Douglas County Administrator Sarah Plinsky said Brouwer brings a wealth of knowledge and experience with the criminal justice and behavioral health systems at the local, regional, state and national levels. “We are fortunate to have someone who is a leader in this work at the national level, but also has Douglas County-specific knowledge of the criminal justice system.”
Brouwer said the criminal justice system includes law enforcement, detention centers, courts, supervision agencies and health agencies. “Because we don’t have state hospitals, we now have to consider mental health and addiction services. While they may not be a direct piece of the system, they are an essential piece,” he said. “The whole goal is public safety and the best way to improve public safety is to improve people’s health – whether that’s medically, psychiatrically or addiction services. That has to become a tool in the criminal justice system if we’re really going to promote public safety.”
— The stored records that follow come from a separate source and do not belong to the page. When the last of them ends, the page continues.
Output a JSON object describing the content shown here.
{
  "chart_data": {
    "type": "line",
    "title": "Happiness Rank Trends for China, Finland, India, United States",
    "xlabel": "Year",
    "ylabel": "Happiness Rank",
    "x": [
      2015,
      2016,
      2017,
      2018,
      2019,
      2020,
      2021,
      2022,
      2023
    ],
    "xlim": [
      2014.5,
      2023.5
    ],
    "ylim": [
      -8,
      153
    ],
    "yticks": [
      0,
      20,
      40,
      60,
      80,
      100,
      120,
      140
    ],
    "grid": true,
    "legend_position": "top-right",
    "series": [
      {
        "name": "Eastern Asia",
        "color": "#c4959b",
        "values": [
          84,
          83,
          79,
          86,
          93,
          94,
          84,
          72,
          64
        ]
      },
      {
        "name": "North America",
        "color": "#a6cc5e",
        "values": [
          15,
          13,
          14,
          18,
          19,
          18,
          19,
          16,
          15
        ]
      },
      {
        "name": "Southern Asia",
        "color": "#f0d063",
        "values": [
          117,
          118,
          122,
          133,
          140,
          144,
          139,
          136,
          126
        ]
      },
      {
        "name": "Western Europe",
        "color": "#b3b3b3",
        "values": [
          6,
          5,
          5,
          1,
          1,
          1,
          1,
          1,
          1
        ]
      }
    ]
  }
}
As for his other job as a referee, Brouwer recently hung up his hat after 30 years. He estimates that he refereed 5,000 basketball games and 4,000 soccer games. “I really enjoyed it, but I had to stop because it was becoming too hard physically.”
While in college, Brouwer had considered becoming a basketball coach. Instead, he has become a life coach for hundreds, if not thousands of people.
Rebecca Sudja, reentry case manager at the Douglas County Sheriff’s Office, described Brouwer as a mentor. “One of the reasons I applied for the position was because I knew about Mike and his leadership. I wanted to be part of his team,” she said. “He’s always seeking learning opportunities and encourages his staff to do the same.”